Pengilon di Galeri Nasional dan Isu Beredel
Minggu, 22 Desember 2024 - 05:49 WIB
Kita semua tahu bahwa kesenian dan elemen di dalamnya, termasuk infrastruktur seperti Galeri Nasional adalah simbol kekuasaan negara yang sejatinya terlemah. Negara belum menjadikan kesenian menjadi salah satu sektor penting menjadi Investasi Budaya yang dinamis dan kelak akan dipetik dalam rentang 15 sampai 20 tahun dari sekarang bagi Indonesia. Kesenian masih menjadi sisipan dan seremoni-seremoni kultural semata bagi negara. Secara sosiologis, Galeri Nasional Indonesia (GNI) itu sewajarnya menjadi manifestasi dari sebuah wadah bertemunya kepetingan ekosistem seni yang ada di level tinggi: Symbolic Capital.

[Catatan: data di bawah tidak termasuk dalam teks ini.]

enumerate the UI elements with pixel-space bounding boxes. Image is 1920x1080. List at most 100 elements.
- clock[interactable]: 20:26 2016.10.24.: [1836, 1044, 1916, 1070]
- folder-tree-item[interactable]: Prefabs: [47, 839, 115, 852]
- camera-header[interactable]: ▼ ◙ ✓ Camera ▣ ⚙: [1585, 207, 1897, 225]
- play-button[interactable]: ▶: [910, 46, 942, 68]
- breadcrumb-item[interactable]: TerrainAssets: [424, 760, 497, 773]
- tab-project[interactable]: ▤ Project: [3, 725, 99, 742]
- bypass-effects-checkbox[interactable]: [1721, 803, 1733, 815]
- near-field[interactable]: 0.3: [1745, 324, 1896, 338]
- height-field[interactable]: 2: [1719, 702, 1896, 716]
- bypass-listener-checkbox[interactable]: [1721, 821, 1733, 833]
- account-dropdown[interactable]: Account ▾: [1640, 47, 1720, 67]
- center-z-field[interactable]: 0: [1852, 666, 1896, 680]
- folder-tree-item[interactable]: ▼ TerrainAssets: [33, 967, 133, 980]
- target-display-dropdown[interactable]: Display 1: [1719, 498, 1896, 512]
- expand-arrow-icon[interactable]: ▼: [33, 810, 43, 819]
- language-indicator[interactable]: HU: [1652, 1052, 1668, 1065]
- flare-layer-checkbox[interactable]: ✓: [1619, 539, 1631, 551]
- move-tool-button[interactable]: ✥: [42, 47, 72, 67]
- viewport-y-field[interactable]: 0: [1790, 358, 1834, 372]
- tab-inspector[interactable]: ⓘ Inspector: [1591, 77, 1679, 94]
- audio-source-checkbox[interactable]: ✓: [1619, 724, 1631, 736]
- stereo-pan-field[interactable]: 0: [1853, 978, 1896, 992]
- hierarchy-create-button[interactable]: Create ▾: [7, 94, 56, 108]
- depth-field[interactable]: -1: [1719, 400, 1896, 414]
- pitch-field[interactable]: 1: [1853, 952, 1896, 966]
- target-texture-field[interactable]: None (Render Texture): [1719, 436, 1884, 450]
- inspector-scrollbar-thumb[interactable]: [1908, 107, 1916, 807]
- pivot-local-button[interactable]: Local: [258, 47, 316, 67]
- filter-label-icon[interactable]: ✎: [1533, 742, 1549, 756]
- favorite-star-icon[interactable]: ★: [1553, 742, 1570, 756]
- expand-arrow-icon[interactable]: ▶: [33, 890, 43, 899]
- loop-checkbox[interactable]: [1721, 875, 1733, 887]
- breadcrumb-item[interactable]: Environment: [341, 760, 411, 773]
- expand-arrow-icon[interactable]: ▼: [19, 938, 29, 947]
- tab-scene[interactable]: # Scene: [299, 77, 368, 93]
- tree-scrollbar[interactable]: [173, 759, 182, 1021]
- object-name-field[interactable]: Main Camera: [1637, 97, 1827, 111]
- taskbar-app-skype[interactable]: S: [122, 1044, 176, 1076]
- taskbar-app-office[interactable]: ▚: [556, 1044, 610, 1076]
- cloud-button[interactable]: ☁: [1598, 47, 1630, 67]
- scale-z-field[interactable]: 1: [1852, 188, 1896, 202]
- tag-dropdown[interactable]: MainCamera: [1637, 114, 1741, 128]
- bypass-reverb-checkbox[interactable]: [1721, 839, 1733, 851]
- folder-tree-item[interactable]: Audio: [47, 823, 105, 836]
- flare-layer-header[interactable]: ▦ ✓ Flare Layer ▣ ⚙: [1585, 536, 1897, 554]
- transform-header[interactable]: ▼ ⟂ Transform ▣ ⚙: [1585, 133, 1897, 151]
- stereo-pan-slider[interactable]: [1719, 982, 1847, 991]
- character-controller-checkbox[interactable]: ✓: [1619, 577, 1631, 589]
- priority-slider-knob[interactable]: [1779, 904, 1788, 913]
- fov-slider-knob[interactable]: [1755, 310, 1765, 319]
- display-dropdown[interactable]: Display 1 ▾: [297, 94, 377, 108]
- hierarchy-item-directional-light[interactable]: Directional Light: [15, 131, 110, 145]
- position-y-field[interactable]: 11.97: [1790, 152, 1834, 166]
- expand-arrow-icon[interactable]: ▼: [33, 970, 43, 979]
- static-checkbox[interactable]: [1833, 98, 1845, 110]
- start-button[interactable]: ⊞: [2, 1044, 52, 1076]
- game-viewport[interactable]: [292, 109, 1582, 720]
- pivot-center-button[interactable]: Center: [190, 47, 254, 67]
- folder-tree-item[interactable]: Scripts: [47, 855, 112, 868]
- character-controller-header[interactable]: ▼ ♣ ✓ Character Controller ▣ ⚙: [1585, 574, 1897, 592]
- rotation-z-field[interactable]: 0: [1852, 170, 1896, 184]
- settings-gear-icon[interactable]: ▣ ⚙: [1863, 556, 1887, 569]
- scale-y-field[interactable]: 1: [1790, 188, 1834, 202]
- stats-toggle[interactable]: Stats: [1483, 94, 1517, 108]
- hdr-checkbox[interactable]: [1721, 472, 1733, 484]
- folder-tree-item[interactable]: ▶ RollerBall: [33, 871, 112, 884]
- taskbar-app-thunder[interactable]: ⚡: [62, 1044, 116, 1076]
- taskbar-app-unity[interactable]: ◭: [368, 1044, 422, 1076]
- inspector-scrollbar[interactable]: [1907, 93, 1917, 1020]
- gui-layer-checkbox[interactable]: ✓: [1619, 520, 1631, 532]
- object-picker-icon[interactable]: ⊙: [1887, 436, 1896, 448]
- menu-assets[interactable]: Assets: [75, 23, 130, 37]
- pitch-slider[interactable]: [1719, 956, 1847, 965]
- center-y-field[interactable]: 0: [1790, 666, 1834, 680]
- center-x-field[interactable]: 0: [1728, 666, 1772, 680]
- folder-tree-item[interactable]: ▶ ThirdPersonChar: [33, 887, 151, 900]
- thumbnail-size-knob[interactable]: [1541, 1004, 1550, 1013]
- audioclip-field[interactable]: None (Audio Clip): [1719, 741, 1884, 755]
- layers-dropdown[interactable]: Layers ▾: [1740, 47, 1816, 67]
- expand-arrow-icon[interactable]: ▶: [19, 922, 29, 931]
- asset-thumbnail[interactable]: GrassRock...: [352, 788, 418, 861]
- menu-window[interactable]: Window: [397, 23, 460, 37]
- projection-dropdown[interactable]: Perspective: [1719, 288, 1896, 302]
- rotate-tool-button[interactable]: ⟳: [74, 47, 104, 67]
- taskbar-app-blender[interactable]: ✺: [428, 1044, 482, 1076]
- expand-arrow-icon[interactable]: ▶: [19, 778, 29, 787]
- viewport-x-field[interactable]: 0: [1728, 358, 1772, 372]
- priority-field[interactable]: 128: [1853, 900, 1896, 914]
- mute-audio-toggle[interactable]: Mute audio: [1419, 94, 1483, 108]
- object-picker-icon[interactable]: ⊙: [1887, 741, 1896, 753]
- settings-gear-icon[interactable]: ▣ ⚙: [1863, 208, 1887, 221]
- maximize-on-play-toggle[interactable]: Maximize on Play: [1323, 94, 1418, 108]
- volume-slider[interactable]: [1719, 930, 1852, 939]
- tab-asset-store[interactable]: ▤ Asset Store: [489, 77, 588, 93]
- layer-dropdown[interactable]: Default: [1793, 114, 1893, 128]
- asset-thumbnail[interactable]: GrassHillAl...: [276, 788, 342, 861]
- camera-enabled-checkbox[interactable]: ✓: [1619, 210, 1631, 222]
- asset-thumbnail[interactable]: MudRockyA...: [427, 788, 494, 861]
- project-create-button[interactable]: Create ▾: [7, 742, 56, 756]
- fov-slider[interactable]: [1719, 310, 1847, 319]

GNI memiliki modal simbolik kekuasaan tentang seni yang merangkul menjadi satu kekuatan atas relasi modal sosial dan politik (seniman dan seluruh kompleksitas komunitas didalamnya), selain modal kultural (para cendekia seni serta kampus-kampus perguruan tinggi juga institusi sektor privat) dan terakhir adalah modal ekonomi (dengan menimbang adanya Dana Abadi Kebudayaan dan APBN untuk program-program kesenian).

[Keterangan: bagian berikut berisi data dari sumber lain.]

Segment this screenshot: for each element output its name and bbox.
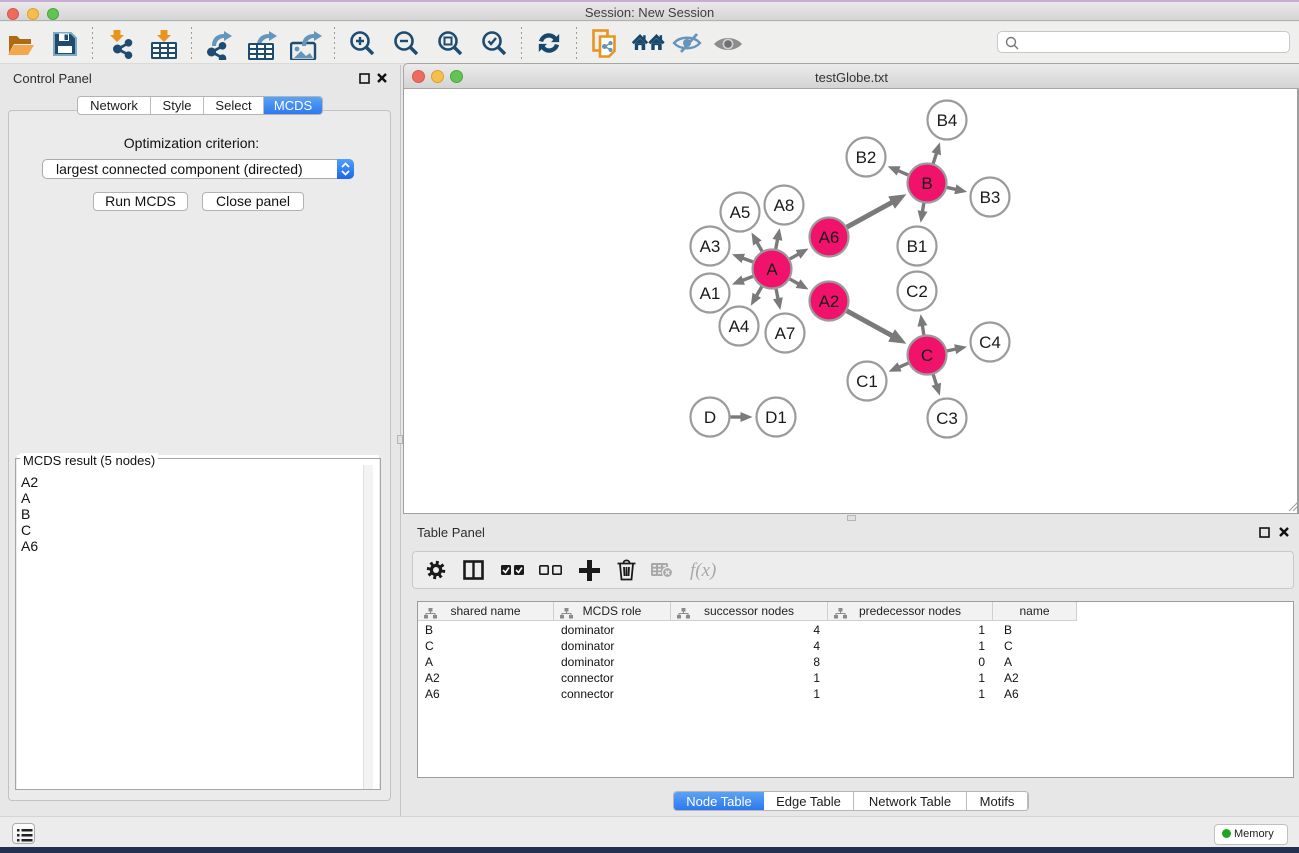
svg-text:A8: A8 [774, 196, 795, 215]
svg-text:B1: B1 [907, 237, 928, 256]
svg-text:A4: A4 [729, 317, 750, 336]
svg-text:D: D [704, 408, 716, 427]
svg-text:B2: B2 [856, 148, 877, 167]
svg-text:A7: A7 [775, 324, 796, 343]
svg-text:A2: A2 [819, 292, 840, 311]
svg-text:A: A [766, 260, 778, 279]
svg-text:A3: A3 [700, 237, 721, 256]
svg-text:C2: C2 [906, 282, 928, 301]
svg-text:C3: C3 [936, 409, 958, 428]
svg-text:B: B [921, 174, 932, 193]
svg-text:D1: D1 [765, 408, 787, 427]
svg-text:A1: A1 [700, 284, 721, 303]
svg-text:B4: B4 [937, 111, 958, 130]
svg-text:A6: A6 [819, 228, 840, 247]
svg-text:C: C [921, 346, 933, 365]
svg-text:C4: C4 [979, 333, 1001, 352]
svg-text:A5: A5 [730, 203, 751, 222]
svg-text:B3: B3 [980, 188, 1001, 207]
svg-text:C1: C1 [856, 372, 878, 391]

Namun, saat sama implementasi UU Pemajuan Kebudayaan belum maksimal direalisasikan dan Galeri Nasional bukanlah yang menjadi garda terdepan tentang nilai-nilai ke-Indonesiaan yang menjadi soft power dalam diplomasi penting eksistensi negeri yang majemuk dan kaya budaya. Belum genap 100 hari pemerintahan Presiden Prabowo, sebuah isu tentang pemberedelan karya seni benar-benar wajib disikapi dengan serius.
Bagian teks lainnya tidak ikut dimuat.